Freude, die dem Leid entspringt - Ostern 2006

 „Wahrhaftig kam durch das Kreuz Freude für die ganze Menschheit“  (aus den Oster-Gesängen)

Sehr fromme Väter, geliebte Gläubige,

Christus ist auferstanden!

Voller Freude feiern wir heute mit Herz und Seele die Auferstehung des Herrn, dem größten Feste des kirchlichen Kalenders, welches für uns Christen die „Tötung des Todes, das Zerbrechen der Hölle und der Beginn eines neuen ewigen Lebens“ (Kanon der Auferstehung, Ode 7) bedeutet. Die Freude, die gleichzeitig in unseren Herzen mit dem Bringen des Lichtes durch den Priester vom Tisch des Hl. Altares angezündet ist, dem Symbol des Grabes des Herrn, und verstärkt durch die Auferstehungsgesänge dieser Hl. Nacht, bleibt in uns bis zur Himmelfahrt des Herrn, einer Zeitspanne, in welcher wir uns gegenseitig mit dem Hl. Gruß grüßen: „Christus ist auferstanden“ – „Er ist wahrhaftig auferstanden“ und in der wir ununterbrochen den Sieges-Hymnus singen: „Christus ist erstanden von den Toten, und hat den Tod durch den Tod zertreten, und denen in den Gräbern das Leben geschenkt“. Die Freude von Ostern erleben wir an jedem Sonntag von Neuem, wenn wir mit Andacht an der Hl. Liturgie teilnehmen und die Hl. Gaben empfangen. Denn jeder Sonntag ist ein Ostern, eine Feier der Auferstehung, nämlich ein Sieg über die Sünde und deren Folgen in unserem Leben: dem Leiden und den Versuchungen jeglicher Art, die letztlich zum Tode führen. Wahrhaftig, für den gläubigen Menschen sind Ostern, wie auch alle Sonntage und auch alle Feiertage während des Jahres, Augenblicke der seelischen Erneuerung, der Stärkung durch göttliche Kraft in dem Kampf mit den Versuchungen und Schwierigkeiten des Lebens. Somit schafft die fundamentale Einstellung des Gläubigen, welcher betet, fastet und zur Hl. Kommunion geht, eine Freude, den Mut und das unerschütterliche Vertrauen darauf, dass Gott ihn vor jedem Bösen verschont, egal, wie groß oder wie hartnäckig dieses ist, und Gott ihn am Ende des Lebens ebenfalls vor dem ewigen Tode bewahrt. Der leibliche Tod wird für den Gläubigen Pascha, nämlich Übergang zum ewigen Leben.

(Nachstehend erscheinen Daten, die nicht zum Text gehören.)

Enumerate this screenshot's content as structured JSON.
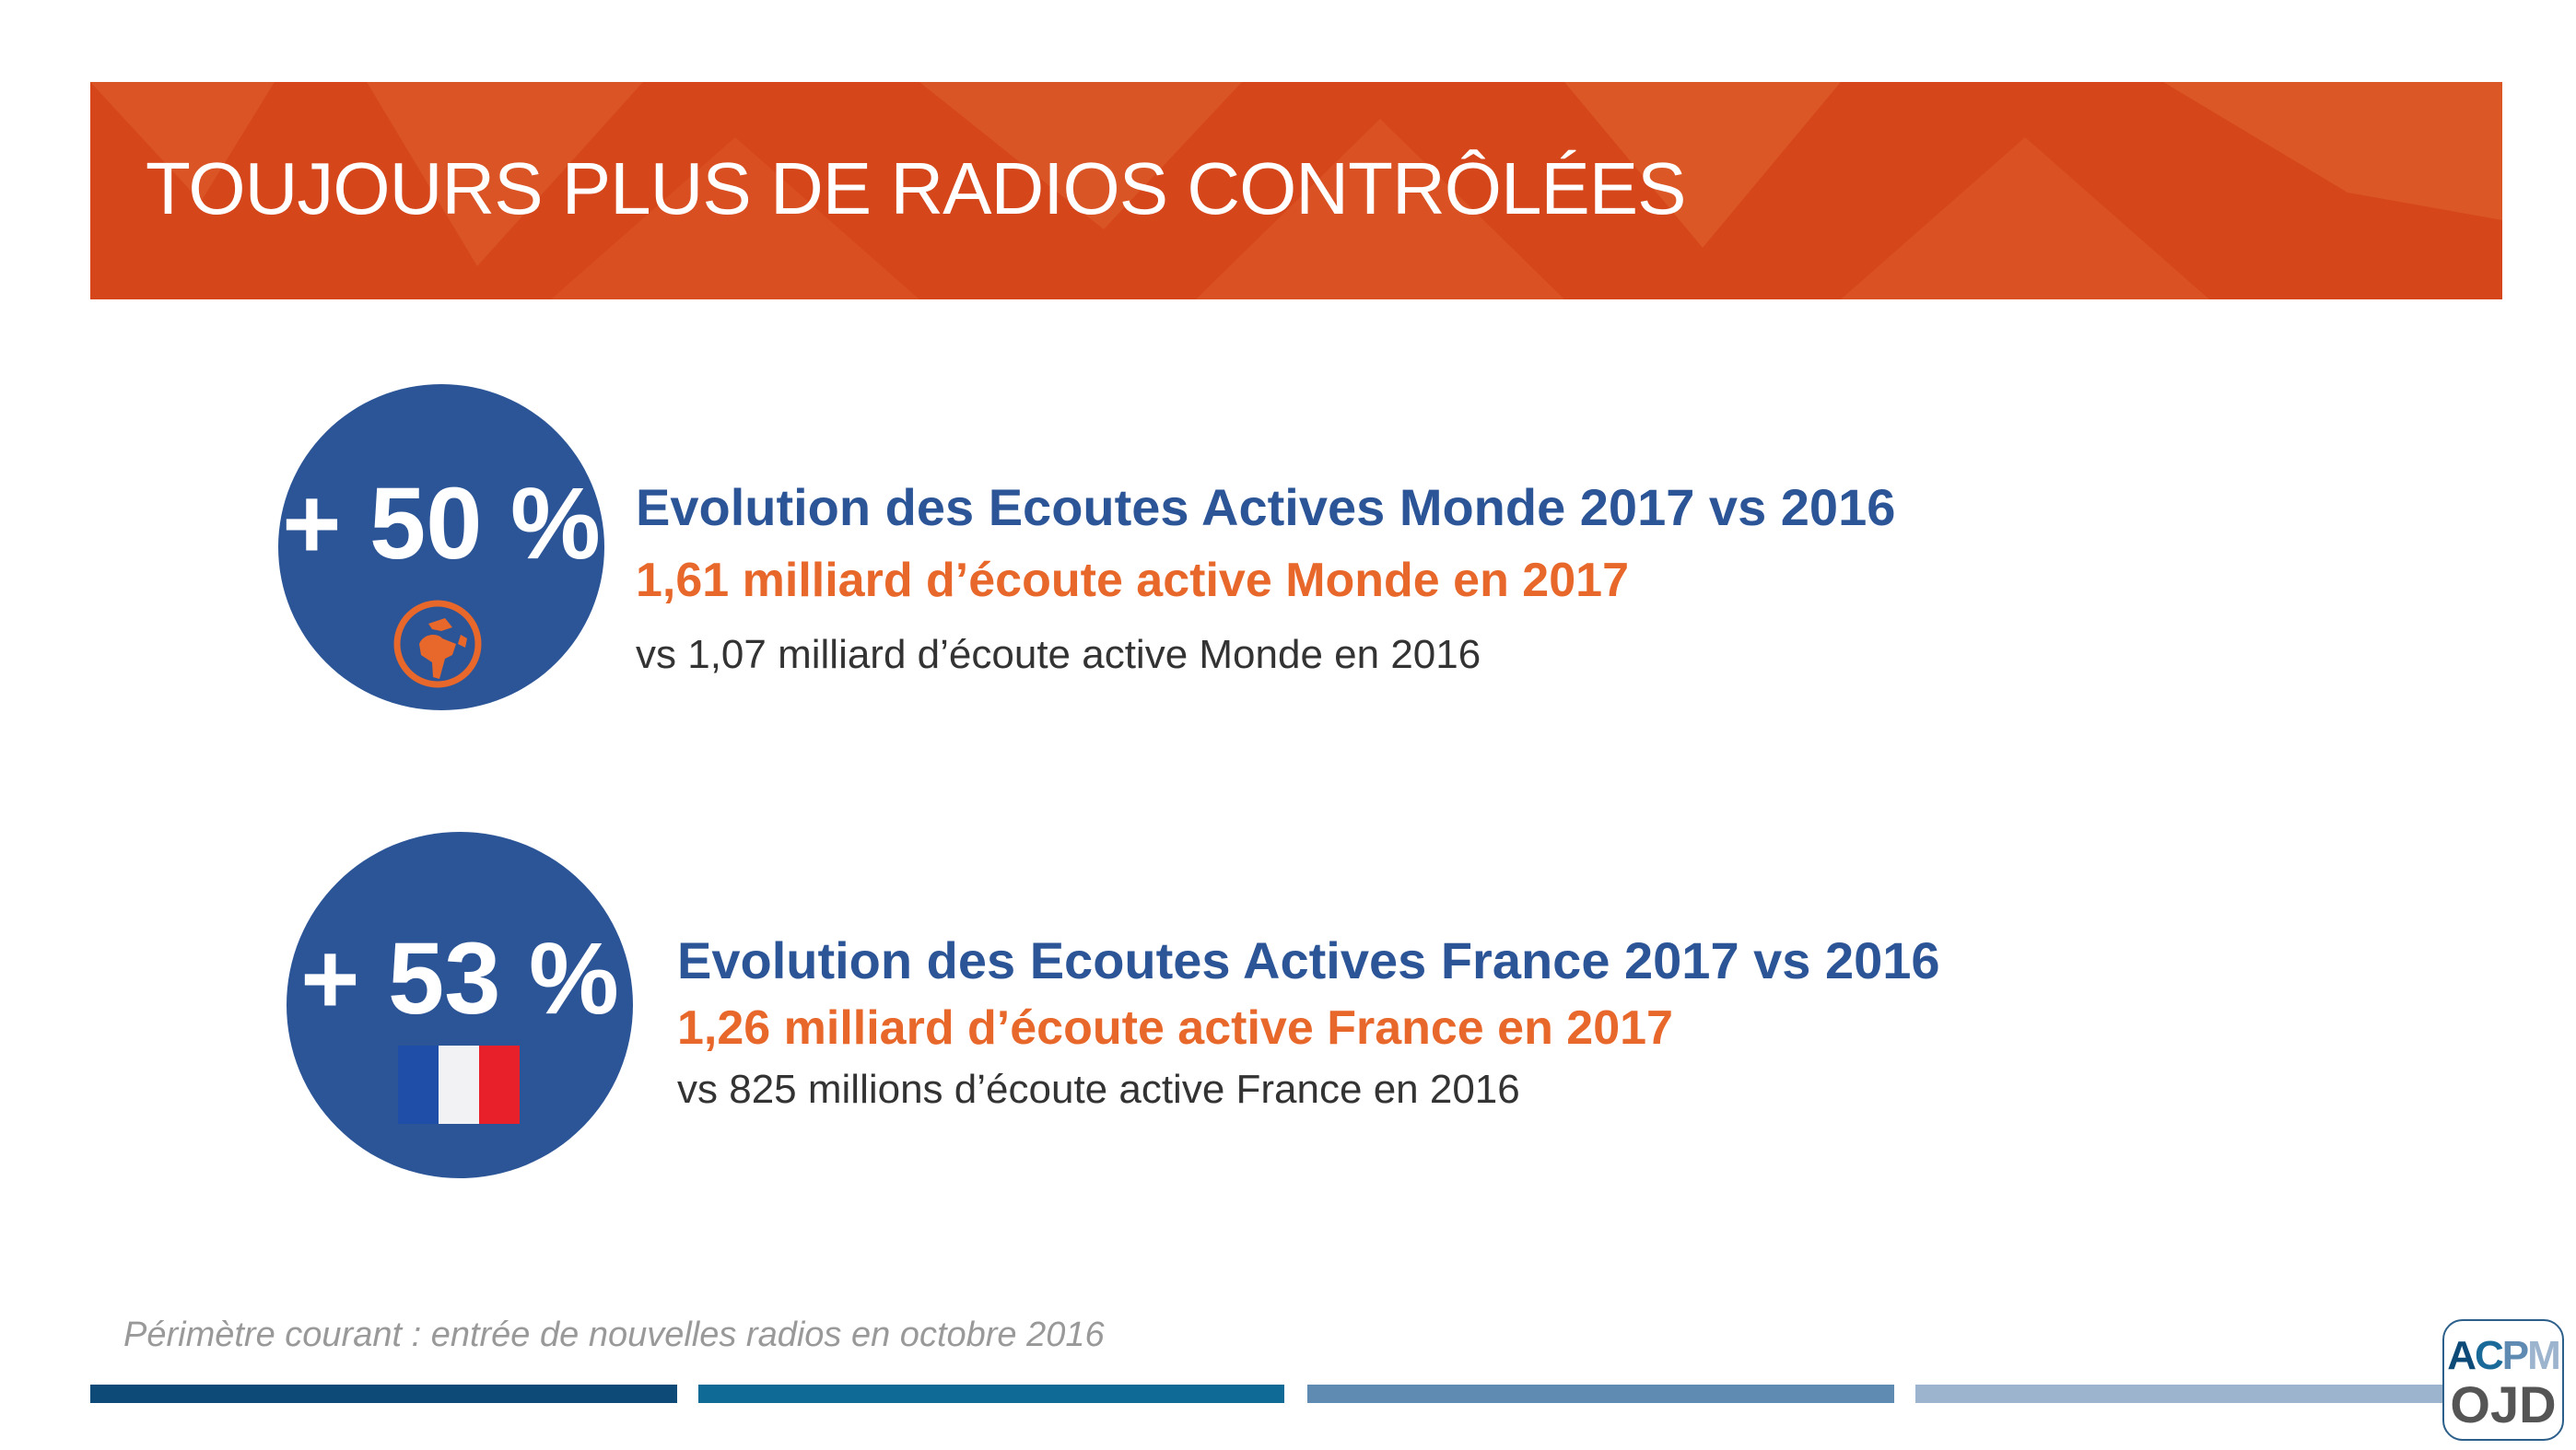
{
  "header": {
    "title": "TOUJOURS PLUS DE RADIOS CONTRÔLÉES"
  },
  "blocks": [
    {
      "percent": "+ 50 %",
      "icon": "globe-icon",
      "title": "Evolution des Ecoutes Actives Monde 2017 vs 2016",
      "highlight": "1,61 milliard d’écoute active Monde en 2017",
      "comparison": "vs 1,07 milliard d’écoute active Monde en 2016"
    },
    {
      "percent": "+ 53 %",
      "icon": "france-flag-icon",
      "title": "Evolution des Ecoutes Actives France 2017 vs 2016",
      "highlight": "1,26 milliard d’écoute active France en 2017",
      "comparison": "vs 825 millions d’écoute active France en 2016"
    }
  ],
  "footnote": "Périmètre courant : entrée de nouvelles radios en octobre 2016",
  "logo": {
    "line1": [
      "A",
      "C",
      "P",
      "M"
    ],
    "line2": "OJD"
  },
  "colors": {
    "header": "#d5461a",
    "circle": "#2c5597",
    "orange": "#e8672a",
    "bars": [
      "#0d4a78",
      "#0f6a96",
      "#5f8ab2",
      "#9db4cf"
    ]
  }
}
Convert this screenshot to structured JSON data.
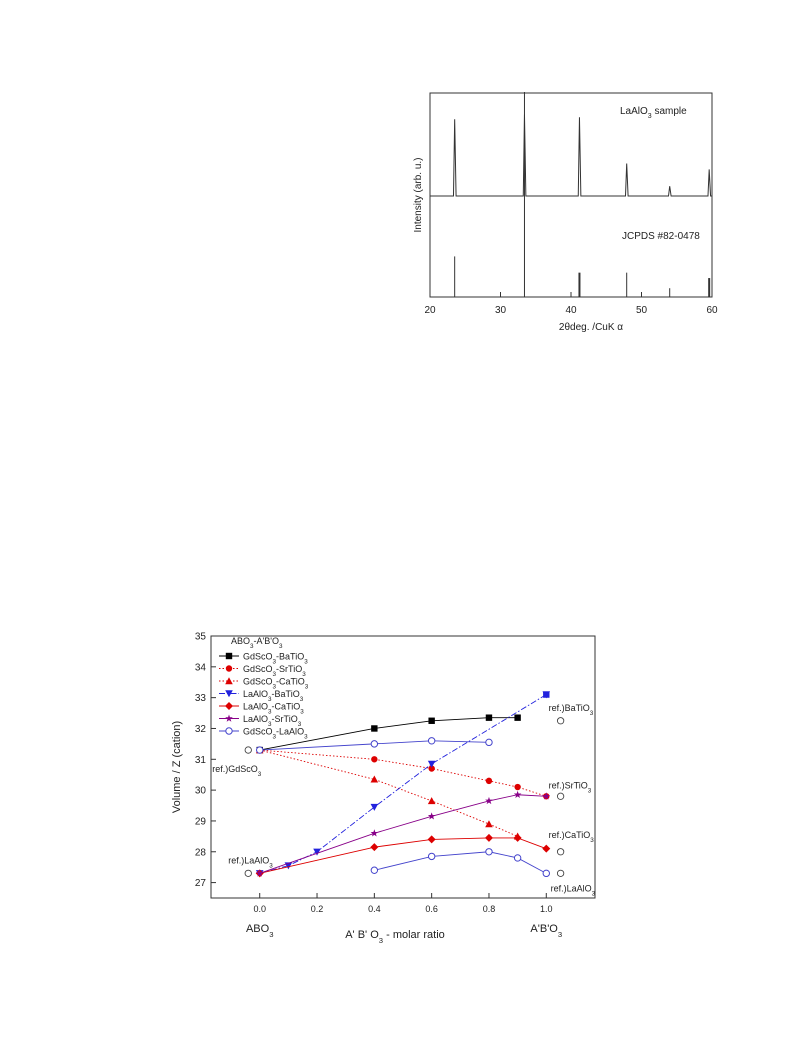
{
  "chart_data": [
    {
      "type": "line",
      "xlabel": "2θdeg.  /CuK α",
      "ylabel": "Intensity (arb. u.)",
      "xlim": [
        20,
        60
      ],
      "xticks": [
        20,
        30,
        40,
        50,
        60
      ],
      "annotations": [
        "LaAlO3 sample",
        "JCPDS #82-0478"
      ],
      "series": [
        {
          "name": "LaAlO3 sample",
          "peaks": [
            {
              "x": 23.5,
              "y": 0.78
            },
            {
              "x": 33.4,
              "y": 0.83
            },
            {
              "x": 41.2,
              "y": 0.8
            },
            {
              "x": 47.9,
              "y": 0.33
            },
            {
              "x": 54.0,
              "y": 0.1
            },
            {
              "x": 59.6,
              "y": 0.27
            }
          ]
        },
        {
          "name": "JCPDS #82-0478",
          "peaks": [
            {
              "x": 23.5,
              "y": 0.6
            },
            {
              "x": 33.4,
              "y": 1.0
            },
            {
              "x": 41.2,
              "y": 0.36
            },
            {
              "x": 47.9,
              "y": 0.36
            },
            {
              "x": 54.0,
              "y": 0.13
            },
            {
              "x": 59.6,
              "y": 0.28
            }
          ]
        }
      ]
    },
    {
      "type": "line",
      "ylabel": "Volume / Z (cation)",
      "xlabel": "A' B' O3  - molar ratio",
      "xlim": [
        -0.17,
        1.17
      ],
      "ylim": [
        26.5,
        35
      ],
      "xticks": [
        0.0,
        0.2,
        0.4,
        0.6,
        0.8,
        1.0
      ],
      "yticks": [
        27,
        28,
        29,
        30,
        31,
        32,
        33,
        34,
        35
      ],
      "x_end_labels": [
        "ABO3",
        "A'B'O3"
      ],
      "legend_title": "ABO3-A'B'O3",
      "legend_position": "top-left",
      "series": [
        {
          "name": "GdScO3-BaTiO3",
          "color": "#000000",
          "marker": "square",
          "line": "solid",
          "x": [
            0.0,
            0.4,
            0.6,
            0.8,
            0.9
          ],
          "y": [
            31.3,
            32.0,
            32.25,
            32.35,
            32.35
          ]
        },
        {
          "name": "GdScO3-SrTiO3",
          "color": "#dd0000",
          "marker": "circle",
          "line": "dotted",
          "x": [
            0.0,
            0.4,
            0.6,
            0.8,
            0.9,
            1.0
          ],
          "y": [
            31.3,
            31.0,
            30.7,
            30.3,
            30.1,
            29.8
          ]
        },
        {
          "name": "GdScO3-CaTiO3",
          "color": "#dd0000",
          "marker": "triangle",
          "line": "dotted",
          "x": [
            0.0,
            0.4,
            0.6,
            0.8,
            0.9
          ],
          "y": [
            31.3,
            30.35,
            29.65,
            28.9,
            28.5
          ]
        },
        {
          "name": "LaAlO3-BaTiO3",
          "color": "#2222dd",
          "marker": "triangle-down",
          "line": "dashdot",
          "x": [
            0.0,
            0.1,
            0.2,
            0.4,
            0.6,
            1.0
          ],
          "y": [
            27.3,
            27.55,
            28.0,
            29.45,
            30.85,
            33.1
          ]
        },
        {
          "name": "LaAlO3-CaTiO3",
          "color": "#dd0000",
          "marker": "diamond",
          "line": "solid",
          "x": [
            0.0,
            0.4,
            0.6,
            0.8,
            0.9,
            1.0
          ],
          "y": [
            27.3,
            28.15,
            28.4,
            28.45,
            28.45,
            28.1
          ]
        },
        {
          "name": "LaAlO3-SrTiO3",
          "color": "#880088",
          "marker": "star",
          "line": "solid",
          "x": [
            0.0,
            0.4,
            0.6,
            0.8,
            0.9,
            1.0
          ],
          "y": [
            27.3,
            28.6,
            29.15,
            29.65,
            29.85,
            29.8
          ]
        },
        {
          "name": "GdScO3-LaAlO3",
          "color": "#4444cc",
          "marker": "open-circle",
          "line": "solid",
          "x": [
            0.0,
            0.4,
            0.6,
            0.8
          ],
          "y": [
            31.3,
            31.5,
            31.6,
            31.55
          ]
        },
        {
          "name": "GdScO3-LaAlO3",
          "color": "#4444cc",
          "marker": "open-circle",
          "line": "solid",
          "x": [
            0.4,
            0.6,
            0.8,
            0.9,
            1.0
          ],
          "y": [
            27.4,
            27.85,
            28.0,
            27.8,
            27.3
          ]
        },
        {
          "name": "GdScO3-BaTiO3",
          "color": "#2222dd",
          "marker": "square",
          "line": "none",
          "x": [
            1.0
          ],
          "y": [
            33.1
          ]
        }
      ],
      "reference_points": [
        {
          "label": "ref.)GdScO3",
          "x": -0.04,
          "y": 31.3
        },
        {
          "label": "ref.)LaAlO3",
          "x": -0.04,
          "y": 27.3
        },
        {
          "label": "ref.)BaTiO3",
          "x": 1.05,
          "y": 32.25
        },
        {
          "label": "ref.)SrTiO3",
          "x": 1.05,
          "y": 29.8
        },
        {
          "label": "ref.)CaTiO3",
          "x": 1.05,
          "y": 28.0
        },
        {
          "label": "ref.)LaAlO3",
          "x": 1.05,
          "y": 27.3
        }
      ]
    }
  ]
}
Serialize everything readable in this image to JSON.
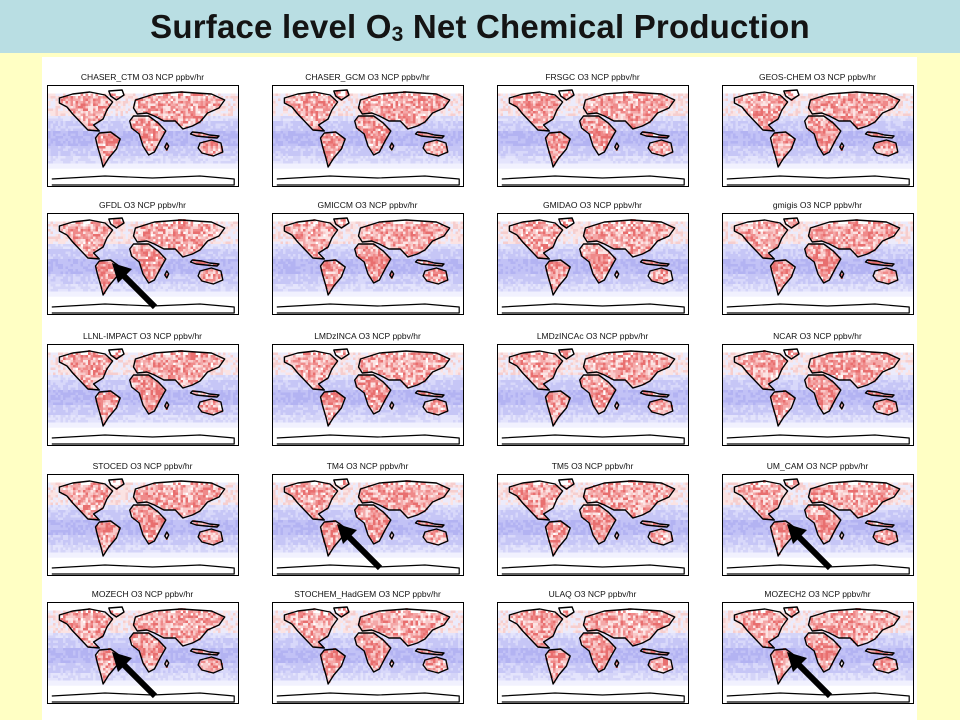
{
  "slide": {
    "title_prefix": "Surface level O",
    "title_subscript": "3",
    "title_suffix": " Net Chemical Production"
  },
  "panels": [
    {
      "label": "CHASER_CTM O3 NCP ppbv/hr",
      "arrow": false
    },
    {
      "label": "CHASER_GCM O3 NCP ppbv/hr",
      "arrow": false
    },
    {
      "label": "FRSGC O3 NCP ppbv/hr",
      "arrow": false
    },
    {
      "label": "GEOS-CHEM O3 NCP ppbv/hr",
      "arrow": false
    },
    {
      "label": "GFDL O3 NCP ppbv/hr",
      "arrow": true
    },
    {
      "label": "GMICCM O3 NCP ppbv/hr",
      "arrow": false
    },
    {
      "label": "GMIDAO O3 NCP ppbv/hr",
      "arrow": false
    },
    {
      "label": "gmigis O3 NCP ppbv/hr",
      "arrow": false
    },
    {
      "label": "LLNL-IMPACT O3 NCP ppbv/hr",
      "arrow": false
    },
    {
      "label": "LMDzINCA O3 NCP ppbv/hr",
      "arrow": false
    },
    {
      "label": "LMDzINCAc O3 NCP ppbv/hr",
      "arrow": false
    },
    {
      "label": "NCAR O3 NCP ppbv/hr",
      "arrow": false
    },
    {
      "label": "STOCED O3 NCP ppbv/hr",
      "arrow": false
    },
    {
      "label": "TM4 O3 NCP ppbv/hr",
      "arrow": true
    },
    {
      "label": "TM5 O3 NCP ppbv/hr",
      "arrow": false
    },
    {
      "label": "UM_CAM O3 NCP ppbv/hr",
      "arrow": true
    },
    {
      "label": "MOZECH O3 NCP ppbv/hr",
      "arrow": true
    },
    {
      "label": "STOCHEM_HadGEM O3 NCP ppbv/hr",
      "arrow": false
    },
    {
      "label": "ULAQ O3 NCP ppbv/hr",
      "arrow": false
    },
    {
      "label": "MOZECH2 O3 NCP ppbv/hr",
      "arrow": true
    }
  ],
  "colors": {
    "title_bar": "#b9dee3",
    "slide_background": "#ffffc4",
    "positive_production": "#f08a8a",
    "negative_production": "#b9b9f5",
    "coastline": "#000000",
    "arrow": "#000000"
  }
}
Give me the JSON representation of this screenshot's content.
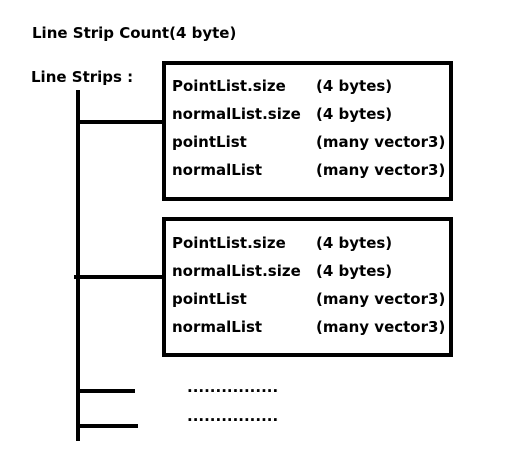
{
  "header": {
    "count_label": "Line Strip Count(4 byte)",
    "strips_label": "Line Strips :"
  },
  "blocks": [
    {
      "rows": [
        {
          "field": "PointList.size",
          "type": "(4 bytes)"
        },
        {
          "field": "normalList.size",
          "type": "(4 bytes)"
        },
        {
          "field": "pointList",
          "type": "(many vector3)"
        },
        {
          "field": "normalList",
          "type": "(many vector3)"
        }
      ]
    },
    {
      "rows": [
        {
          "field": "PointList.size",
          "type": "(4 bytes)"
        },
        {
          "field": "normalList.size",
          "type": "(4 bytes)"
        },
        {
          "field": "pointList",
          "type": "(many vector3)"
        },
        {
          "field": "normalList",
          "type": "(many vector3)"
        }
      ]
    }
  ],
  "ellipses": [
    "................",
    "................"
  ]
}
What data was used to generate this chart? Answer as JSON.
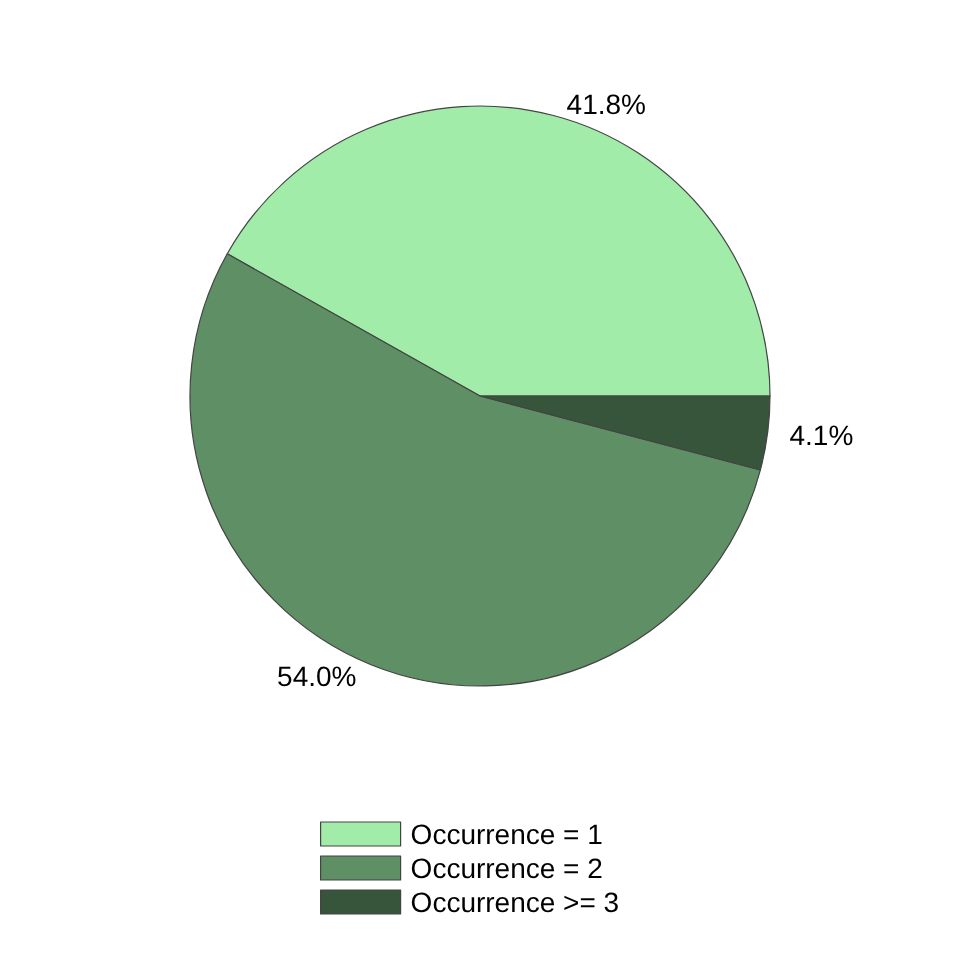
{
  "chart_data": {
    "type": "pie",
    "categories": [
      "Occurrence = 1",
      "Occurrence = 2",
      "Occurrence >= 3"
    ],
    "values": [
      41.8,
      54.0,
      4.1
    ],
    "colors": [
      "#a0eca8",
      "#5f8f65",
      "#37553b"
    ],
    "value_labels": [
      "41.8%",
      "54.0%",
      "4.1%"
    ],
    "legend": "bottom"
  }
}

Der pessimistische Christ, der in seiner Umgebung keine Lebensfreude verbreitet und den Mut in der Auseinandersetzung mit den Schwierigkeiten des täglichen Lebens nicht aufbringt, widerspricht dem Glauben, den er bekennt. Denn der christliche Glaube bedeutet die Kraft Gottes in uns zur Bewältigung der Welt und der Freude des Lebens. Der Hl. Apostel und Evangelist Johannes sagt, dass „wer immer aus Gott geboren ist (durch die Taufe), bewältigt die Welt, und dies ist die Überwindung, die die Welt überwunden hat: unser Glaube“(1. Joh. 5, 4). Und der Hl. Apostel Paulus ermutigt uns, indem er sagt: „Freuet euch allezeit im Herrn, und abermals sage ich euch, freuet euch“(Phil.4, 4).

Geliebte Gläubige,

selbstverständlich hätten wir alle gerne nur Freude in unserer Seele, wären wir nur mutig und optimistisch und glaubten mit Stärke an die Bewältigung jeden Übels, welches über uns kommt. Und trotzdem sind wir in unserem täglichen Leben oft in die Irre geleitet, ja sogar traurig, weil uns nicht gelingt, das zu erreichen, welches wir uns wünschen, oder, weil wir krank sind. Oft verlieren wir die Geduld oder auch den Glauben, weil das Leben uns schwer erscheint, weil die Menschen uns weder verstehen, noch uns helfen, weil wir Feinde haben, von Allen verlassen sind, ja, sogar von Gott. Vor solchen Augenblicken ist niemand gefeit; diese (Erfahrungen) sind sogar zu unserem geistlichen Wachstum nötig.

Durch die Kämpfe mit den täglichen Schwierigkeiten, die wir gewinnen, aber von denen wir auch manchmal besiegt werden, lernen wir mehr, als wir dies auf den besten Schulen tun könnten: wir erlernen die Demut, wir erkennen die eigenen Schwächen und wir akzeptieren leichter die Schwächen anderer, ja, wir lernen sogar, uns für unseresgleichen zu opfern, so wie Christus sich für uns geopfert hat. Ebenfalls kennen wir aus Erfahrung die Hilfe Gottes, der uns in unserem Leiden beisteht, und der alles weiß und alles Böse zum Guten verwandeln kann, solange wir nicht die Hoffnung verlieren.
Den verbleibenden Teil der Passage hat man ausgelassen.